The extensive and accumulative use of tetracycline (TC) in the environment has become a serious problem. In this study, MIL-88A/g-C₃N₄ micro-nano particles were successfully prepared through a simple, low-cost, one-step hydrothermal method for TC adsorption in water. At a pH of 7.0, the maximum adsorption capacity (154.51 mg·g⁻¹) of MIL-88A/g-C₃N₄ is reached at room temperature. Owing to its porous structure and large pore size (>2.06 nm) of MIL-88A/g-C₃N₄, TC can be adsorbed on both external and internal surfaces. Kinetic and thermodynamic studies have shown that the pseudo-second-order kinetic and the Langmuir-Freundlich model can be used to describe the adsorption process, which is a spontaneous endothermic process. The mechanism study reveals that the TC adsorption process by MIL-88A/g-C₃N₄ is mainly through electrostatic interaction and the ion exchange of COOH and NH₂ groups on MIL-88A/g-C₃N₄ to TC. After simple pickling and water washing, MIL-88A/g-C₃N₄ can still reach 83.1% of the original adsorption capacity after five cycles, which proves that MIL-88A/g-C₃N₄ can be a promising adsorbent.

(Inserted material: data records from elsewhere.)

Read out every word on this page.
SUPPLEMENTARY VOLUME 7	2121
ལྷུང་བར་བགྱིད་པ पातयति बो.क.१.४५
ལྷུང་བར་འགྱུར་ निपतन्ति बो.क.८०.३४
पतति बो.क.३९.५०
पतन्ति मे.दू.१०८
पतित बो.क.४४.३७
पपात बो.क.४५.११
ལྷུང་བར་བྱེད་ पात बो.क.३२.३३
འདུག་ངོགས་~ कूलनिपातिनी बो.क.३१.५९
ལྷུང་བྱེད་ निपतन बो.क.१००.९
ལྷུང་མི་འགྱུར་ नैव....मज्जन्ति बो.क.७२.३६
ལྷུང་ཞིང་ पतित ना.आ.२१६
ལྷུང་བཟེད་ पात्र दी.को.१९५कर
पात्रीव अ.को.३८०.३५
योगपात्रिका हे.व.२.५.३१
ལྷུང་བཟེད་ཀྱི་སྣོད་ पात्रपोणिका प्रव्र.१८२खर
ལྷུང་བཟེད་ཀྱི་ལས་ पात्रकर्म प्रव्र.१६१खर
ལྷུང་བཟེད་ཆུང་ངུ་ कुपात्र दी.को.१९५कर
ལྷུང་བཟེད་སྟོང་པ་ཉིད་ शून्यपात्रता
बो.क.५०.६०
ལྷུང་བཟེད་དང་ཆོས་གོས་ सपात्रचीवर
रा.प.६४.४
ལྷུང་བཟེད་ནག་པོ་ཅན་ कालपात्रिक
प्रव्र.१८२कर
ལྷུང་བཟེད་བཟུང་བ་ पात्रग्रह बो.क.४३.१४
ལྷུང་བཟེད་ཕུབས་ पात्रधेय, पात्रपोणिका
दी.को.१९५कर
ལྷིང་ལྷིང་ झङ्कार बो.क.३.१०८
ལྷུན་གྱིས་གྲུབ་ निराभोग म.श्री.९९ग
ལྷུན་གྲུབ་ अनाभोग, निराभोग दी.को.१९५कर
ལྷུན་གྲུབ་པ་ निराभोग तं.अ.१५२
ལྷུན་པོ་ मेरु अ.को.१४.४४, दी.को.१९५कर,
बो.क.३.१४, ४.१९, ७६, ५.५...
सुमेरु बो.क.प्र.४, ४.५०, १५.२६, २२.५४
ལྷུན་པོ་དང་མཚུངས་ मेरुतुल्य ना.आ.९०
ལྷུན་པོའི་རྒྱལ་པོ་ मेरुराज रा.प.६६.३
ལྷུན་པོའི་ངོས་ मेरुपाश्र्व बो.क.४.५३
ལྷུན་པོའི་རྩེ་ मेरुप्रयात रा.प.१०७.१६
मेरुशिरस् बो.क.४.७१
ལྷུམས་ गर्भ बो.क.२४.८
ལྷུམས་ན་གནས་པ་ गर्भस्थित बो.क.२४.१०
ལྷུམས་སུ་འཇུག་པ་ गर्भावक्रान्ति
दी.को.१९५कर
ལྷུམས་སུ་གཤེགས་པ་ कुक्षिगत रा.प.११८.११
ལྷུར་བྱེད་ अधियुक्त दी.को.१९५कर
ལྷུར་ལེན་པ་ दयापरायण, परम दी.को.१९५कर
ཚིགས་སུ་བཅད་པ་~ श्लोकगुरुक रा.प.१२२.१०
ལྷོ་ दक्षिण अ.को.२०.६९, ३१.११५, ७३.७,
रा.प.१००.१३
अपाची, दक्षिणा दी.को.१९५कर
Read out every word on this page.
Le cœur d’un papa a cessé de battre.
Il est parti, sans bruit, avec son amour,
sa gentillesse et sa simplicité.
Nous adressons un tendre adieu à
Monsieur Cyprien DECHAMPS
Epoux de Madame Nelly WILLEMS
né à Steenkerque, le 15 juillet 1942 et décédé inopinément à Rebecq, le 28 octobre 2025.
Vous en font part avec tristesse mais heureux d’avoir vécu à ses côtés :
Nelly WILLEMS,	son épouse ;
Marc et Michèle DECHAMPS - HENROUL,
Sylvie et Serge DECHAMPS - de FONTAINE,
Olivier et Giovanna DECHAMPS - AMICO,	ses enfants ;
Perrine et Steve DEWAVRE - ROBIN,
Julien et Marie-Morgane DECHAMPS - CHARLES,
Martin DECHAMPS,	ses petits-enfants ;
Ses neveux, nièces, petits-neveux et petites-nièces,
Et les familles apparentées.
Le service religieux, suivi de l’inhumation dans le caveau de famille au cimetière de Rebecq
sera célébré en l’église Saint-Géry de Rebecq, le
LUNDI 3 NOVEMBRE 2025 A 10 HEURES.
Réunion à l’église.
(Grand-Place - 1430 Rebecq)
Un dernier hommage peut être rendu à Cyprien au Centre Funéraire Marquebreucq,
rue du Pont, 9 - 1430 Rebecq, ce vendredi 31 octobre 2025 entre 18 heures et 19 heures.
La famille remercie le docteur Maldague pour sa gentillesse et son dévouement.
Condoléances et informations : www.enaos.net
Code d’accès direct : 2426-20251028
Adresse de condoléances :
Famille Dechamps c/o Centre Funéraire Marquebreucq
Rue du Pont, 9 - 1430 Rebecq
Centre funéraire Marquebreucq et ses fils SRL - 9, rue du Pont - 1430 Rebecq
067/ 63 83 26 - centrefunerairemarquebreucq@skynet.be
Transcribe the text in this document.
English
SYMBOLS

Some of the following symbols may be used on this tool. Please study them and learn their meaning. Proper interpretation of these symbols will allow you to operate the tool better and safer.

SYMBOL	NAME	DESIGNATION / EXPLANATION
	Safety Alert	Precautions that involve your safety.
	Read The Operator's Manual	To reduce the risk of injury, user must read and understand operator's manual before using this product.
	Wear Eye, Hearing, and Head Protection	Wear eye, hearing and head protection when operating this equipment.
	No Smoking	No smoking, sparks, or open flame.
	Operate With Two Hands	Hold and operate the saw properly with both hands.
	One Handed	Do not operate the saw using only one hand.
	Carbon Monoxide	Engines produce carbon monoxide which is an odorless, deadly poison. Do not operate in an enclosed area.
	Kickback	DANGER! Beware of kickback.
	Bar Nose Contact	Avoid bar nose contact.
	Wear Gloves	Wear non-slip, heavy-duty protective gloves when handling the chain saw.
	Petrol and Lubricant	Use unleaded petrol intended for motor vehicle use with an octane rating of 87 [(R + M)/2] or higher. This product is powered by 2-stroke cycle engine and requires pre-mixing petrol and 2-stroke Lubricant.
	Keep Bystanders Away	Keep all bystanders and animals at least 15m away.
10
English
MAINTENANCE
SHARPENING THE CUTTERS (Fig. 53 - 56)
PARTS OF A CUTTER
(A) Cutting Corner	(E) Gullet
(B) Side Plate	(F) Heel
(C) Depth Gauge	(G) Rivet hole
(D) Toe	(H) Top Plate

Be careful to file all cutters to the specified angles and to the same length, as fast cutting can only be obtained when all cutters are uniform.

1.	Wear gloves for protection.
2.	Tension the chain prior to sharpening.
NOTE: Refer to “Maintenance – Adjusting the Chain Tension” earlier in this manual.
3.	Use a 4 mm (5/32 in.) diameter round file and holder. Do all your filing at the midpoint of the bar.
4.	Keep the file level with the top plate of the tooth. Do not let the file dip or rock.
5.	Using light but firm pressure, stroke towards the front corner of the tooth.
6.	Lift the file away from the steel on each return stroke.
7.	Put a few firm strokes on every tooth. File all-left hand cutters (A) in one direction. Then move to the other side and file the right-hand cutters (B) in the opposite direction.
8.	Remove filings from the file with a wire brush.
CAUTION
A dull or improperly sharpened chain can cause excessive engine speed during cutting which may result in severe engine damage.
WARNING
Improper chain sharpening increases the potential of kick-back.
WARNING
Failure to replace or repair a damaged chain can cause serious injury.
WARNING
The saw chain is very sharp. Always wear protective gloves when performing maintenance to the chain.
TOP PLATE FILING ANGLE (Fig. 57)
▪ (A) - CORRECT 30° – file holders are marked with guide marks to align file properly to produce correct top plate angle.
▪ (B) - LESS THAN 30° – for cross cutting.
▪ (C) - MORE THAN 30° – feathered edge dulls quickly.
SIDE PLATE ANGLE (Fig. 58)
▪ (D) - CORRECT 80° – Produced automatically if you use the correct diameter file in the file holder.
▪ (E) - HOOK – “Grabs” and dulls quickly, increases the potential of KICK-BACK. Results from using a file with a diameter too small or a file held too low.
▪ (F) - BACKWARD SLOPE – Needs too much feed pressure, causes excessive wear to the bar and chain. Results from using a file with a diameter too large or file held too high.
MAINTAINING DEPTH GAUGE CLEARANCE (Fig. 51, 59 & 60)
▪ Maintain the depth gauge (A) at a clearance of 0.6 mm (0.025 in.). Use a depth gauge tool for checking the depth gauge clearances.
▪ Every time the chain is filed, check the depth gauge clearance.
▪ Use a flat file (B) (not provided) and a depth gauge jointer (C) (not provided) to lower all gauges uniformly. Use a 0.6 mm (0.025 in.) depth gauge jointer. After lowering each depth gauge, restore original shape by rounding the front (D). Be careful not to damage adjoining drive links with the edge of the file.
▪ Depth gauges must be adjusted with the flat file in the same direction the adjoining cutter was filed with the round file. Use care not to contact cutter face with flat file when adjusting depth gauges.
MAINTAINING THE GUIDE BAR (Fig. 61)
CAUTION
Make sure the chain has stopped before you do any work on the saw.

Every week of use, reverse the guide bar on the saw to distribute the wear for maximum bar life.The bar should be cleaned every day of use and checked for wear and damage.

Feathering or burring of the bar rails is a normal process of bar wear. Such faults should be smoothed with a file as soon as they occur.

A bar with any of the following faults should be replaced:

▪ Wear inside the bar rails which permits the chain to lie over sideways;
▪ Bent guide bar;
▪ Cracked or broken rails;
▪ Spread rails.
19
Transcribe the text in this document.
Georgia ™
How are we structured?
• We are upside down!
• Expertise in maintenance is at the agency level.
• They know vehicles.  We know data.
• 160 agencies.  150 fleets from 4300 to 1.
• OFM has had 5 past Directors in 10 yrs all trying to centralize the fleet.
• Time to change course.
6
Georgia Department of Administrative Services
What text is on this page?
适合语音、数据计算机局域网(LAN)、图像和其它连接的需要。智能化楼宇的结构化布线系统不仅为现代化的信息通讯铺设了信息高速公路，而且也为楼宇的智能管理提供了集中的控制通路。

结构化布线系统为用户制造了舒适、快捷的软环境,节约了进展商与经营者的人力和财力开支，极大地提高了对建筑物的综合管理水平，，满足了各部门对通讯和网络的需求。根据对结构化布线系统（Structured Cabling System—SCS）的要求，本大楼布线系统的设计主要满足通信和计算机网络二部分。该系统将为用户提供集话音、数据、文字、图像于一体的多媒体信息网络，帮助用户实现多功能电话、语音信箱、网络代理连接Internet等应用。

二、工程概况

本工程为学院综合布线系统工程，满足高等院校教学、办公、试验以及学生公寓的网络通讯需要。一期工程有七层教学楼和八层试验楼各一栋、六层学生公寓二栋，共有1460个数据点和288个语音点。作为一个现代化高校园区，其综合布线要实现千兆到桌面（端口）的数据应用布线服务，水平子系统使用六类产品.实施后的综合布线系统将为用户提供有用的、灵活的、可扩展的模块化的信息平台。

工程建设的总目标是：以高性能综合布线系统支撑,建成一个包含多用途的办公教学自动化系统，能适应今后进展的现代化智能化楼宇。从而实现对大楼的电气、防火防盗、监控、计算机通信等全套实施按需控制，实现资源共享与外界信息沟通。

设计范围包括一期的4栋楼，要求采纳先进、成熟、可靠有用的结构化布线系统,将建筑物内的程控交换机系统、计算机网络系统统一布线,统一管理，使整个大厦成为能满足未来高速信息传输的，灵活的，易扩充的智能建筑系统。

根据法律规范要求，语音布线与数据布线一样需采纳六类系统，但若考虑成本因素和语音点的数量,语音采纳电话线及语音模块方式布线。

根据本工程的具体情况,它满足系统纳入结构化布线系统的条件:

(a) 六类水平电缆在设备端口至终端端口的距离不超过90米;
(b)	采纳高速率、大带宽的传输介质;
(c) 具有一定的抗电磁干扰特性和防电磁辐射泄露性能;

在环境中广泛和累积使用四环素（TC）已成为一个严重的问题。在这项研究中，MIL-88A / gC ₃ N ₄微纳米粒子是通过一种简单，低成本，一步一步的水热法成功地将TC吸附在水中而制备的。在7.0的pH下，室温下达到MIL-88A / gC ₃ N ₄的最大吸附容量（154.51 mg·g ^-1）。由于其多孔结构和MIL-88A / gC ₃ N _4的大孔径（> 2.06 nm），TC可以同时吸附在内外表面上。动力学和热力学研究表明，伪二级动力学和Langmuir-Freundlich模型可以用来描述吸附过程，这是一个自发的吸热过程。机理研究表明，MIL-88A / gC ₃ N ₄对TC的吸附过程主要是通过静电作用以及MIL-88A / gC ₃ N ₄上COOH和NH ₂基团与TC的离子交换。经过简单的酸洗和水洗后，MIL-88A / gC ₃ N ₄在五个循环后仍可达到原始吸附容量的83.1％，这证明了MIL-88A / gC ₃N ₄是有希望的吸附剂。